Understanding how single-atom site density drives the performance and durability of PGM-free Fe-N-C cathodes in anion exchange membrane fuel cells

One of the most important needs for the future of low-cost fuel cells is the development of highly active platinum group metal (PGM)-free catalysts. For the oxygen reduction reaction, Fe-N-C materials have been widely studied in both acid and alkaline media. However, reported catalysts in the literature show quite different intrinsic activity and in-cell performance, despite similar synthesis routes and precursors. Here, two types of Fe-N-C are prepared from the same precursor and procedure the main difference is how the precursor was handled prior to use. It is shown that in one case Fe overwhelmingly existed as highly active single-metal atoms in FeN4 coordination (preferred), while in the other case large Fe particles coexisting with few single metal atoms were obtained. As a result, there were drastic differences in the catalyst structure, activity, and especially in their performance in an operating anion exchange membrane fuel cell (AEMFC). Additionally, it is shown that catalyst layers created from single atom-dominated Fe-N-C can have excellent performance and durability in an AEMFC using H-2/O-2 reacting gases, achieving a peak power density of 1.8 W cm(-2) comparable to similar AEMFCs with a Pt/ C cathode and being able to operate stably for more than 100 h.
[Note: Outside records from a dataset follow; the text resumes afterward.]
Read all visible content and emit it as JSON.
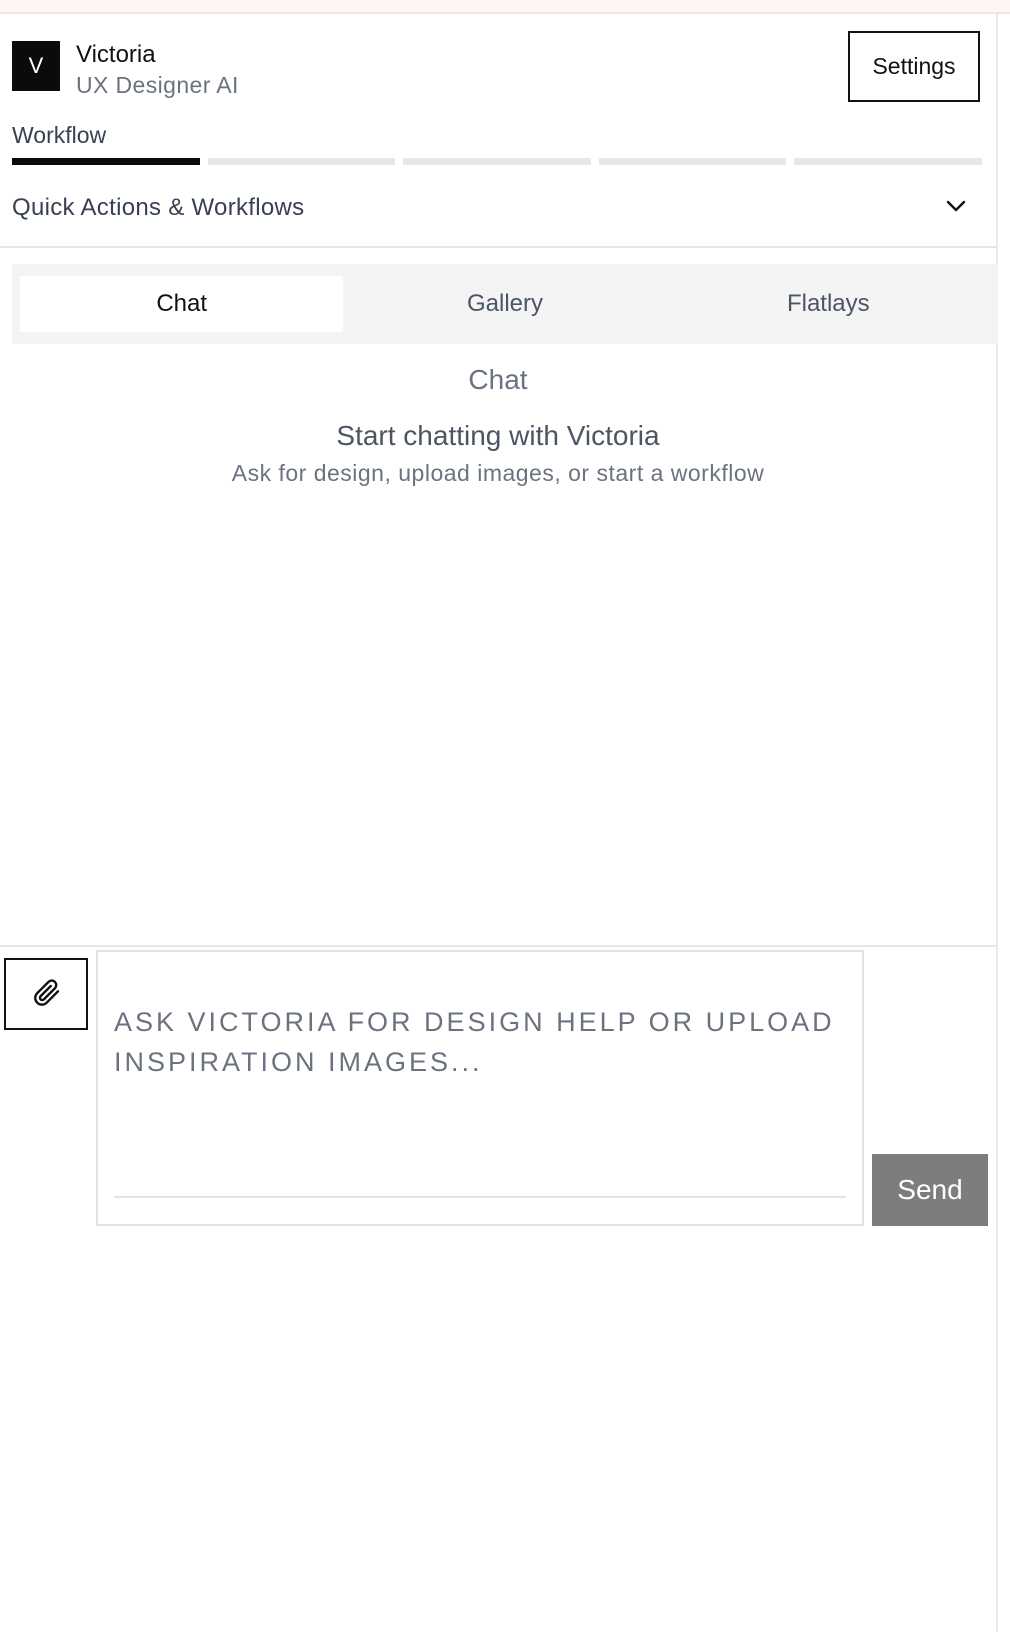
{
  "agent": {
    "avatar_letter": "V",
    "name": "Victoria",
    "role": "UX Designer AI"
  },
  "header": {
    "settings_label": "Settings"
  },
  "workflow": {
    "label": "Workflow",
    "steps_total": 5,
    "steps_completed": 1
  },
  "quick_actions": {
    "label": "Quick Actions & Workflows",
    "icon": "chevron-down-icon"
  },
  "tabs": [
    {
      "label": "Chat",
      "active": true
    },
    {
      "label": "Gallery",
      "active": false
    },
    {
      "label": "Flatlays",
      "active": false
    }
  ],
  "chat": {
    "title": "Chat",
    "empty_title": "Start chatting with Victoria",
    "empty_subtitle": "Ask for design, upload images, or start a workflow"
  },
  "composer": {
    "attach_icon": "paperclip-icon",
    "placeholder": "Ask Victoria for design help or upload inspiration images...",
    "send_label": "Send"
  },
  "colors": {
    "accent": "#0b0b0b",
    "send_button": "#7d7d7d",
    "muted_text": "#6b7280"
  }
}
Finally, the Fe-N-C cathode was paired with a low-loading PtRu/C anode electrode to create AEMFCs (on H-2/O-2) with a total PGM loading of only 0.135 mg cm(-2) (0.090 mg(Pt) cm(-2)) that was able to achieve a very high specific power of 8.4 W mg(PGM)(-1) (12.6 W mg(Pt)(-1)). (C) 2021 The Author(s). Published by Elsevier Ltd.

Automated summary

The study demonstrates that the handling of Fe-N-C catalyst precursors can significantly impact the formation of single metal atoms or large particles, leading to drastic differences in catalyst structure, activity, and performance in AEMFCs.